Wouldn’t you think then, that as an elementary school teacher I would be aware of this and make sure that my son had some sort of sweet to take to his kindergarten teacher on Valentine’s Day? Yes, you would think so, but you would be wrong.
Just like last year’s teacher appreciation gaff, this was another one of those. I figured that if I baked some extra cookies from a baking job I was doing over the weekend we could always send them in a few days late. Valentine’s Day can be celebrated the whole month of February, right? Let’s hope so.
This was my first foray into making chocolate rolled sugar cookies. I wanted to mix things up with some cookie boxes that I was making for a “thank you” to our school board so I decided to print out a few pinterest recipes to give them a try.
They were pretty easy to make, minus the fact that you have to chill them in the fridge for a few hours (which is why I like my sugar cookie recipe so much, cause you don’t have to chill the dough).
Both batches yielded about 50 cookies because I ended up with a total of 100 cookies to ice and decorate.
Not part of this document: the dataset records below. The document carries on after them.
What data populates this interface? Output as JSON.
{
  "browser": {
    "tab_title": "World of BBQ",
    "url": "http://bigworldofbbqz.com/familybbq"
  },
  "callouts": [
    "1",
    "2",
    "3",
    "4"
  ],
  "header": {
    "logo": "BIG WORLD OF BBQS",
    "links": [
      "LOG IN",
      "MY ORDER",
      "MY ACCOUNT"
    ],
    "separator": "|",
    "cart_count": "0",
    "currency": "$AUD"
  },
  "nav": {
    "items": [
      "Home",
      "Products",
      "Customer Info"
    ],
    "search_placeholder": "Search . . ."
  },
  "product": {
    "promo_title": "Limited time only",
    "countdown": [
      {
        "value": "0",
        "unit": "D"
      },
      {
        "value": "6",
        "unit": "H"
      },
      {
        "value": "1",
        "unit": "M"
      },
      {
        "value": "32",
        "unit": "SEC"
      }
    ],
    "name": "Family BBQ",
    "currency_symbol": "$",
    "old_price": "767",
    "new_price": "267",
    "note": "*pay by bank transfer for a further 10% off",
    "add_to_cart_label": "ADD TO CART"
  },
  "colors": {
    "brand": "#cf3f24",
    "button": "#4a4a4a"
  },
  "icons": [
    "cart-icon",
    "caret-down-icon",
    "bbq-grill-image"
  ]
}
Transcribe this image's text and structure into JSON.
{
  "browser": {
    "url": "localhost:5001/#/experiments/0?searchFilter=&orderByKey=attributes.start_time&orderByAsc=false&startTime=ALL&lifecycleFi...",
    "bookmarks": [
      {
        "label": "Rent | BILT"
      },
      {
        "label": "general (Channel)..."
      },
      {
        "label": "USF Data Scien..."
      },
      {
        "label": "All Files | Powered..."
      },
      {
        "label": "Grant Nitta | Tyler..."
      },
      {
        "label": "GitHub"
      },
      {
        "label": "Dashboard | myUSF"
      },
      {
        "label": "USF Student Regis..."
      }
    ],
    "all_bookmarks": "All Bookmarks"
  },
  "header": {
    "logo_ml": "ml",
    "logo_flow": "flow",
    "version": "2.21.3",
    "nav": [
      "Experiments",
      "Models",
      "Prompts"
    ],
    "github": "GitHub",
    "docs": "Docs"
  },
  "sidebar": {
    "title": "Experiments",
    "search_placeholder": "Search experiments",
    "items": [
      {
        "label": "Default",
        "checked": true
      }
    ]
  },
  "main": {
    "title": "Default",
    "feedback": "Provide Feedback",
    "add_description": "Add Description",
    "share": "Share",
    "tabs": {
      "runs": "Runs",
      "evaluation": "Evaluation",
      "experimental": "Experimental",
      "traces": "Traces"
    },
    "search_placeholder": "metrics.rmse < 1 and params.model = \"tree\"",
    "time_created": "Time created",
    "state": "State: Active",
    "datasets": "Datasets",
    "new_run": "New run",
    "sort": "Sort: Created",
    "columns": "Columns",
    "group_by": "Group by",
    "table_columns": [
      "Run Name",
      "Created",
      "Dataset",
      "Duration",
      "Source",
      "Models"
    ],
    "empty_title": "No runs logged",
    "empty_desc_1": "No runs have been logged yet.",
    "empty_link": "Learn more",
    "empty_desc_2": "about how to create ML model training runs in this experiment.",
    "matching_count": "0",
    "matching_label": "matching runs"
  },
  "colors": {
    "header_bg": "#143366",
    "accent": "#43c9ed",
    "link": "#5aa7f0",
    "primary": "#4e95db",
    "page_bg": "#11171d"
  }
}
Yikes! And on a work night too.
I used my usual sugar cookie recipe and icing which you can find here. Below is the chocolate rolled sugar cookie recipe. Enjoy!
Chocolate Rolled Sugar Cookies
Source: Glorious Treats
3 cups all purpose flour
1/2 cup cocoa powder
1/2 teaspoon baking soda
1/4 teaspoon salt
1 cup butter
2/3 cup granulated sugar
1/2 cup brown sugar
2 tablespoons chocolate liqueur or extra strong coffee (this can be made with about 1 teaspoon of instant espresso dissolved into 2 tablespoons warm water)
1 teaspoon vanilla
Sift together (or gently stir with a whisk) the flour, cocoa powder, baking soda and salt. Set aside.
With an electric mixer cream together the butter, granulated sugar and brown sugar until fully incorporated and fluffy. Beat in egg, coffee or liqueur, and vanilla.
Add in flour/cocoa mixture about 1 cup at a time. Blend until fully incorporated. (If you are using a hand mixer you may need to add the last cup of flour by hand).
Divide dough into two or three large balls, place in a plastic bag and chill in the refrigerator 1-2 hours (if you’re in a hurry, you can chill the dough for about 20 minutes in the freezer).
Preheat oven to 350 degrees F. Once chilled, work with one ball of dough at a time, and roll onto a lightly floured surface. It works best to place a sheet of parchment paper on top of the dough, and then roll on top of the parchment. This prevents the dough from sticking to your rolling pin, and you also don’t need to add as much extra flour.
Cut out desired shapes with cookie cutters and place on a baking sheet.
Place the baking sheet (with cookies on it) in the freezer about 5 minutes (this helps the dough keep it’s shape when baked).
Bake cookies for 7-10 minutes (depending on size). Place on a cooling rack until completely cooled.